The development toward “the Messiah”
In Second Temple Judaism (roughly 500 BC to AD 70), expectation of “the Messiah” — a future anointed figure who would inaugurate a particular eschatological era — developed in various streams of Jewish thought. The Dead Sea Scrolls, the Psalms of Solomon (a non-canonical Jewish text from the first century BC), and other Second Temple literature attest to multiple, sometimes overlapping, messianic expectations: a kingly messiah, a priestly messiah, a prophetic messiah. There was no single unified picture.
The New Testament writers identify Jesus as ho Christos — the Anointed One — drawing on this background and reshaping it. In John 1:41, Andrew tells Simon “We have found the Messiah” (Greek: Messian), with the Gospel writer providing the gloss “(which is, being interpreted, the Christ).” John explicitly bridges the Hebrew transliteration and the Greek translation in the same verse.

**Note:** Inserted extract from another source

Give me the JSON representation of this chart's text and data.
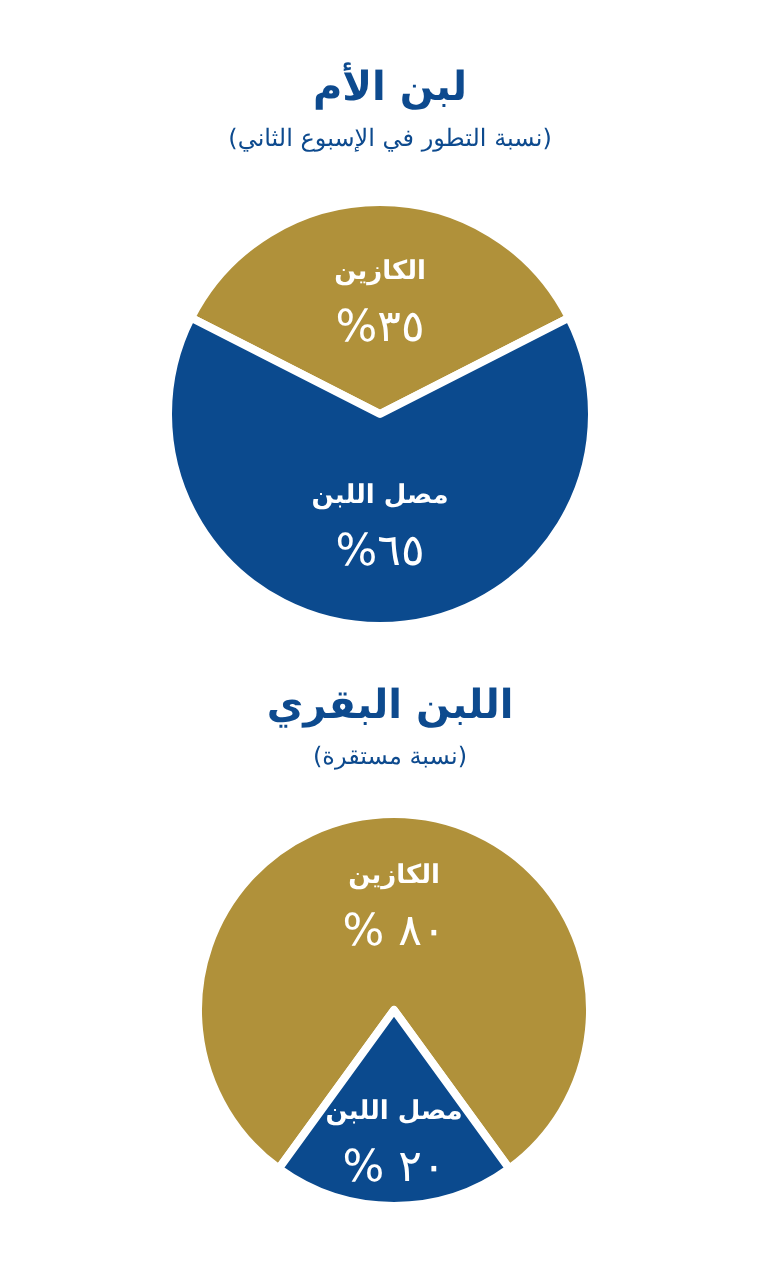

Christ as title, then name
In the earliest New Testament usage, Christos still functions as a title — “Jesus the Christ,” “the Anointed One.” Over time in early Christian usage, the title slid into a near-name: “Jesus Christ,” then often simply “Christ” used as if it were a personal name. The shift is visible across the Pauline letters and is essentially complete by the second century.
Modern English usage tends to use “Christ” as a name. The original lexical and historical depth — anointing, kingship, priesthood, the Cyrus expansion, the Second Temple development — is all behind that single English word.